TRENOTO – Merayakan ulang tahun Bhayangkara ke 76 tahun, Direktur Lalu Lintas Kepolisian Daerah Nusa Tenggara Barat Kombes Pol Djoni Widodo menegaskan pihaknya akan memberikan surat izin mengemudi (SIM) secara gratis bagi warga yang lahir pada 1 Juli.

"Kami mensyaratkan pembuatan SIM gratis untuk warga yang lahir tanggal 1 Juli karena bertepatan dengan peringatan HUT (Hari Ulang Tahun) Bhayangkara," kata Djoni dilansir Antara (17/6/2022).

Selain tanggal lahir, Djoni mengatakan terdapat syarat lain yang harus dipenuhi pemohon saat melakukan pembuatan SIM gratis, yakni usia minimal 17 tahun. Meski demikian, tak semua warga bisa melakukan pembuatan SIM gratis karena pihak kepolisian hanya menyiapkan 76 kuota sesuai dengan umur perayaan ulang tahun di 2022.

Photo : NTMC Polri

"Karena peringatan HUT Bhayangkara ini yang ke 76, maka kita akan memberikan SIM gratis untuk 76 warga NTB," tegasnya.

Bagi warga yang ingin melakukan pembuatan SIM secara gratis bisa datang langsung ke kantor polres dengan menunjukkan data diri berupa kartu tanda penduduk (KTP) dan akta kelahiran.

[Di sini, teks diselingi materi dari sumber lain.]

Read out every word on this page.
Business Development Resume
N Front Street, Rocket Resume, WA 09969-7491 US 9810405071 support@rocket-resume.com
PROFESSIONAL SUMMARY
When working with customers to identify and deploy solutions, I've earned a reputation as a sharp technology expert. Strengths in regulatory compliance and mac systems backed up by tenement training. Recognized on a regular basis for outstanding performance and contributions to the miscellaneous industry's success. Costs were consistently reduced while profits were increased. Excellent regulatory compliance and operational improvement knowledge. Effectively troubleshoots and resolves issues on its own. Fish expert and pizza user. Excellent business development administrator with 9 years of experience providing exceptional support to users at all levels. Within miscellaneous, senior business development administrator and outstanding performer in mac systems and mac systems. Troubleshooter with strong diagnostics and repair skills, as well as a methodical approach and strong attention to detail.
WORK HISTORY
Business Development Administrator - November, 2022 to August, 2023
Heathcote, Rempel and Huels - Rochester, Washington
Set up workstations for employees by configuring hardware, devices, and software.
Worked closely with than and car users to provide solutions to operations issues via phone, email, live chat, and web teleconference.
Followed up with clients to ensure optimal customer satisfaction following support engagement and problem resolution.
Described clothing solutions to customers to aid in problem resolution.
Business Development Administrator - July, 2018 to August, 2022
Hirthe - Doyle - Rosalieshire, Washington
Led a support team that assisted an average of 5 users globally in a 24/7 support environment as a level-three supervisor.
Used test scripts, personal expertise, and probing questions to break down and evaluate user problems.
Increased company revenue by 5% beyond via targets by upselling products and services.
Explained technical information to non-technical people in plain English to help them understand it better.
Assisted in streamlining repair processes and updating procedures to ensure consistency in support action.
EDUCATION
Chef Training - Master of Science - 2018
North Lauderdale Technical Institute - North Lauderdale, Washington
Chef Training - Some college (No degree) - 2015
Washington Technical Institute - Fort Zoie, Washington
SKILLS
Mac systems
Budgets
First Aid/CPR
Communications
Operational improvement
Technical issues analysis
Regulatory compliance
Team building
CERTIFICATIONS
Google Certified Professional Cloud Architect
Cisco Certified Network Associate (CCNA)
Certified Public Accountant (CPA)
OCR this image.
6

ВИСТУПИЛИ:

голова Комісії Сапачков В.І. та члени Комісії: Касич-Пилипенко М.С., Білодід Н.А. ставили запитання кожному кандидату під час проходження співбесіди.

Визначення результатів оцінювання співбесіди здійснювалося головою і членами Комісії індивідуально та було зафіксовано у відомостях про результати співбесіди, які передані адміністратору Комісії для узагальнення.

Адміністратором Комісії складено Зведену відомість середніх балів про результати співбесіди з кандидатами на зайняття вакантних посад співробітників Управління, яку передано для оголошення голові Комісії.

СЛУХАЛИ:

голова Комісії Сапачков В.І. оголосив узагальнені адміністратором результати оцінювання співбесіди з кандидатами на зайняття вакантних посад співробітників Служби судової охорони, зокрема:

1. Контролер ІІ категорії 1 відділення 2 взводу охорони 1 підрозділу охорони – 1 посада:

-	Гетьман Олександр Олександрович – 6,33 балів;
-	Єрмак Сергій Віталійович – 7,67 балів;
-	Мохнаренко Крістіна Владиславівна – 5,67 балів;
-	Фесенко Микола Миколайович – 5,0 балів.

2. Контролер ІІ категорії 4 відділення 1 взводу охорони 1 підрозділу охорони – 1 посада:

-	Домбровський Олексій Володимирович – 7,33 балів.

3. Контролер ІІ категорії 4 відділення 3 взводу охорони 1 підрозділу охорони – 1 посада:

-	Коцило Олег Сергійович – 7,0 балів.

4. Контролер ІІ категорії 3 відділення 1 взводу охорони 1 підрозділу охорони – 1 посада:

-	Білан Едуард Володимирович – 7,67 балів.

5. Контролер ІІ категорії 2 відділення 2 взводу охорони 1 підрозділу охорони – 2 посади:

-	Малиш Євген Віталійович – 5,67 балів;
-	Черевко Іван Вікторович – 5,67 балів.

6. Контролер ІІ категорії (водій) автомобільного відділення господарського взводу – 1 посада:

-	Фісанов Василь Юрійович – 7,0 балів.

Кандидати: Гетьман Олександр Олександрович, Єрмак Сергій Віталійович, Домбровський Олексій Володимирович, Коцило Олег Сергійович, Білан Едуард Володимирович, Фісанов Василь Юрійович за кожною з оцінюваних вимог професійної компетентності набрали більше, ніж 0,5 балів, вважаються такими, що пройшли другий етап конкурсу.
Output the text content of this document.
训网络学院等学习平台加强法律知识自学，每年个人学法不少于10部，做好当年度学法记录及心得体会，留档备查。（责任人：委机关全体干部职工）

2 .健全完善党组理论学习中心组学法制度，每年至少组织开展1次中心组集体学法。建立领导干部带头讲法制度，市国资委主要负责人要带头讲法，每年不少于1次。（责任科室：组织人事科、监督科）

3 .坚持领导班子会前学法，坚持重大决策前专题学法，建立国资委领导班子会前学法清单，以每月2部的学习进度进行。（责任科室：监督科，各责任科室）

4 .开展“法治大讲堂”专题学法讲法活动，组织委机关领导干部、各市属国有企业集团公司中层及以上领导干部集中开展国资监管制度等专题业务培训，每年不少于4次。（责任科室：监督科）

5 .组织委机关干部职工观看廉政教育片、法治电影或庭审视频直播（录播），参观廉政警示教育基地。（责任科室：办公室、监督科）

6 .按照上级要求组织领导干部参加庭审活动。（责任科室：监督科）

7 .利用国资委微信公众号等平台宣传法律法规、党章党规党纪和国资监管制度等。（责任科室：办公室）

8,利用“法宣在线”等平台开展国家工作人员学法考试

Selain pembuatan SIM gratis, perayaan HUT Bhayangkara Ke-76 juga dirayakan dengan memberikan helm gratis kepada warga yang taat berlalu lintas. Pemberian helm akan dilakukan di setiap kegiatan pengamanan arus lalu lintas di seluruh kabupaten/kota.

Photo : Trenoto

Cara Pembuatan SIM

  1. Datang ke Satpas terdekat. Jangan lupa untuk membawa semua persyaratan seperti KTP asli dan fotokopi.
  2. Ambil atau beli formular pembuatan SIM.
  3. Meski tidak diwajibkan, sebaiknya bayar premi asuransi sebesar Rp30.000
  4. Isi formular permohonan dengan benar dan lengkap kemudian serahkan kembali pada petugas di loket yang tersedia.
  5. Tunggu nama dipanggil oleh petugas. Setelah dipanggil, pemohon akan diminta untuk melakukan ujian teori dan praktek.
  6. Pada ujian teori, pemohon akan diminta menjawab beberapa pertanyaan seputar rambu lalu lintas, marka jalan dan peraturan berkendara. Bila tidak lulus maka pemohon akan diberi kesempatan mengulang setelah waktu tujuh hari, 14 hari dan 30 hari.
  7. Pada ujian praktik, pemohon akan diminta mengendari kendaraan bermotor di lapangan terbuka milik Satpas SIM. Ujian praktik ini disesuaikan dengan jenis SIM yang akan dibuat.
  8. Bila lulus maka pemohon akan diminta menunggu kembali untuk foto dan pengambilan sidik jari.
  9. Bila sudah selesai maka pemohon tinggal menunggu untuk SIM selesai dicetak.